Listen to the interview above or read the transcript below to learn more about how to register, and what to expect from this year’s Texas Tribune Festival.
Texas Standard: Can people still register for TribFest? What should attendees expect?
Evan Smith: We made the decision a couple of months ago that looking at stage five and the public health emergency that we needed to take this festival, which was imagined to be hybrid, some online, some in-person back to all virtual. I’ll miss being in person with everybody. But to your point, you [can] still get passes and see everything.

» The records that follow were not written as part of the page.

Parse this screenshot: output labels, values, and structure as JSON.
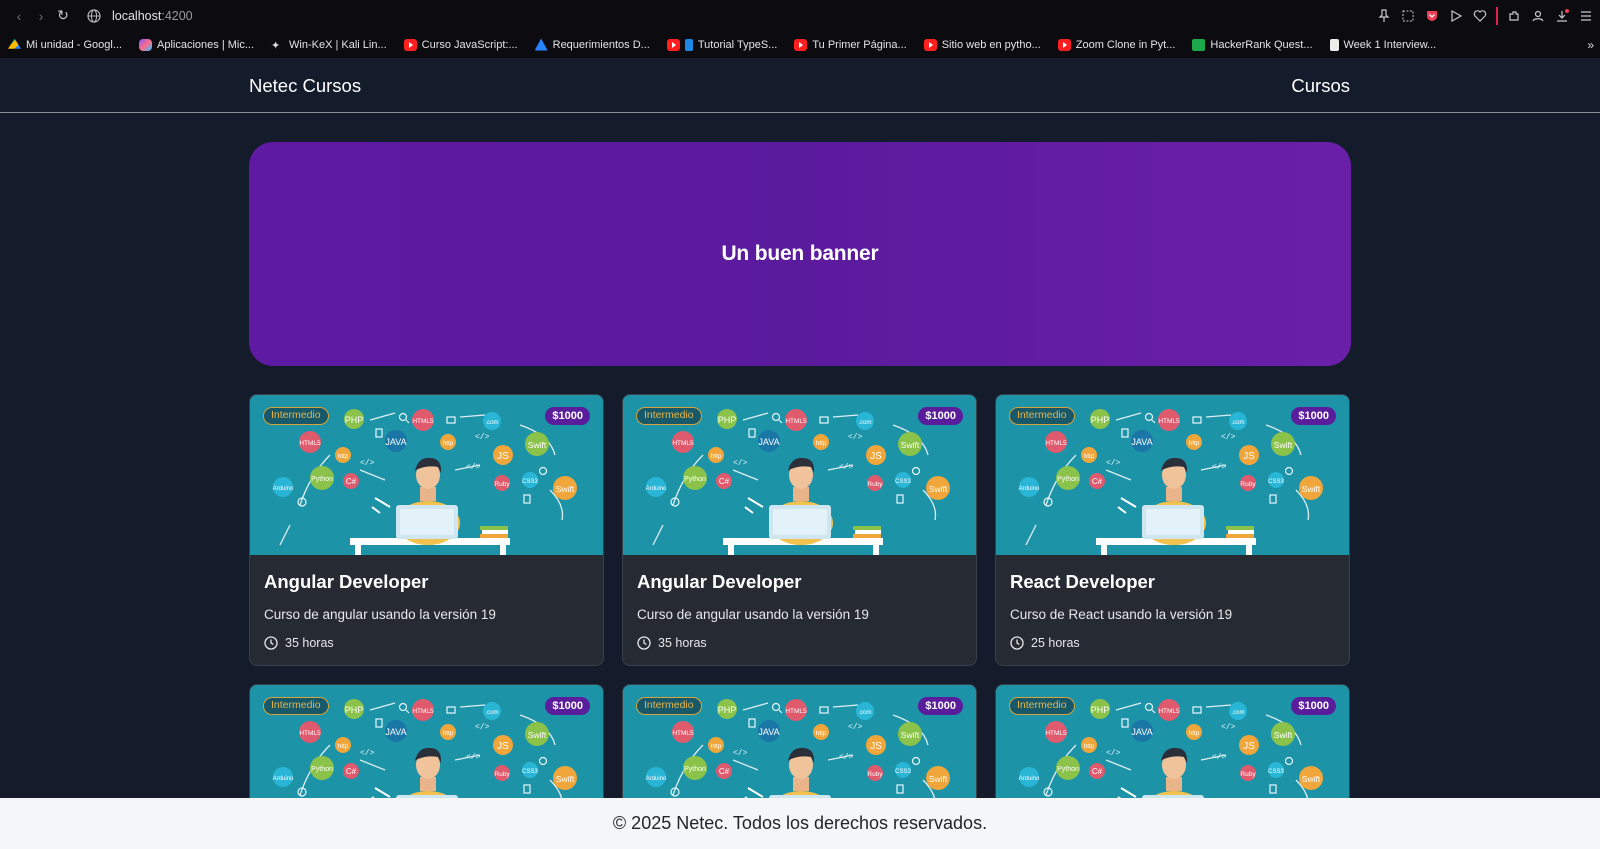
{
  "browser": {
    "url_host": "localhost",
    "url_port": ":4200",
    "bookmarks": [
      {
        "label": "Mi unidad - Googl...",
        "icon": "drive-icon"
      },
      {
        "label": "Aplicaciones | Mic...",
        "icon": "copilot-icon"
      },
      {
        "label": "Win-KeX | Kali Lin...",
        "icon": "kali-icon"
      },
      {
        "label": "Curso JavaScript:...",
        "icon": "youtube-icon"
      },
      {
        "label": "Requerimientos D...",
        "icon": "jira-icon"
      },
      {
        "label": "Tutorial TypeS...",
        "icon": "typescript-icon"
      },
      {
        "label": "Tu Primer Página...",
        "icon": "youtube-icon"
      },
      {
        "label": "Sitio web en pytho...",
        "icon": "youtube-icon"
      },
      {
        "label": "Zoom Clone in Pyt...",
        "icon": "youtube-icon"
      },
      {
        "label": "HackerRank Quest...",
        "icon": "hackerrank-icon"
      },
      {
        "label": "Week 1 Interview...",
        "icon": "document-icon"
      }
    ]
  },
  "navbar": {
    "brand": "Netec Cursos",
    "link": "Cursos"
  },
  "banner": {
    "title": "Un buen banner"
  },
  "cards": [
    {
      "level": "Intermedio",
      "price": "$1000",
      "title": "Angular Developer",
      "description": "Curso de angular usando la versión 19",
      "hours": "35 horas"
    },
    {
      "level": "Intermedio",
      "price": "$1000",
      "title": "Angular Developer",
      "description": "Curso de angular usando la versión 19",
      "hours": "35 horas"
    },
    {
      "level": "Intermedio",
      "price": "$1000",
      "title": "React Developer",
      "description": "Curso de React usando la versión 19",
      "hours": "25 horas"
    },
    {
      "level": "Intermedio",
      "price": "$1000"
    },
    {
      "level": "Intermedio",
      "price": "$1000"
    },
    {
      "level": "Intermedio",
      "price": "$1000"
    }
  ],
  "footer": {
    "text": "© 2025 Netec. Todos los derechos reservados."
  },
  "colors": {
    "page_bg": "#141b2b",
    "banner": "#5e1aa3",
    "card_bg": "#252a33",
    "image_bg": "#1d93a8",
    "level_badge": "#d7a33a",
    "price_badge": "#5a1d9c"
  }
}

One of the advantages we discovered last year during this festival was that everything is streamed and therefore everything is on demand. So buying passes this year, which are indeed available at festival.texastribune.org means that at your convenience, you have the opportunity to access what is going to be an extraordinary program. More than 60 sessions, nearly 200 speakers, a real range of conversations about politics and policy and news of the day.
How are you breaking the festival down this year? What are your themes?
Texas is the center of the news universe always, but especially now in good ways and bad ways simultaneously. It’s a little bit like a fire hose turned up to the highest setting. And so we had an unlimited number of things to choose from. Of course, I’m thinking about the never-ending legislative session. As we talk today, Monday, the third special session of our Legislature has begun. And there’s been enormous impact, I think, felt out in the world, whether it’s voting rights, abortion, purposeless, [open] carry, critical race theory. You kind of go down the list. This was a Legislature that had a very long punch list and checked off nearly every single box. There are a range of issues, both state and national: guns to the grid, climate change to infrastructure investment that will be on our program. And then, of course, a preview of next year’s elections.
But we tried to focus on the stuff that was right in front of us and again, where we don’t lack for things that people are concerned about.
I want [you] to drop a couple of names here – some of your guests.
I would say if you’re a Republican, if you’re a conservative, if you’re interested in Team Red, we have John Cornyn, We have Dade Phelan the speaker of the Texas House. We have members of Congress from Texas like Mike McCaul and Van Taylor and Tony Gonzalez.
If you’re a Democrat, you will like to hear from Veronica Escobar, congresswoman from El Paso, Sylvia Garcia of Houston, U.S. Senator Amy Klobuchar, Beto O’Rourke, the associate attorney general of the United States. Vanita Gupta. The Justice Department has taken more than a passing interest in Texas these days.
We have Pulitzer Prize-winning authors. We have war heroes. We have world class athletes. One of my favorite things that we have at the whole festival is the conversation about sports and social responsibility with NBA Hall of Famer Chris Bosh of Austin, Texas, Andy Roddick, the retired world number one tennis player, interviewed by University of Texas at Austin, graduate Brian Curtis, who is at the Ringer and does the Press Box podcast, talking about the sports of politics and the politics of sports.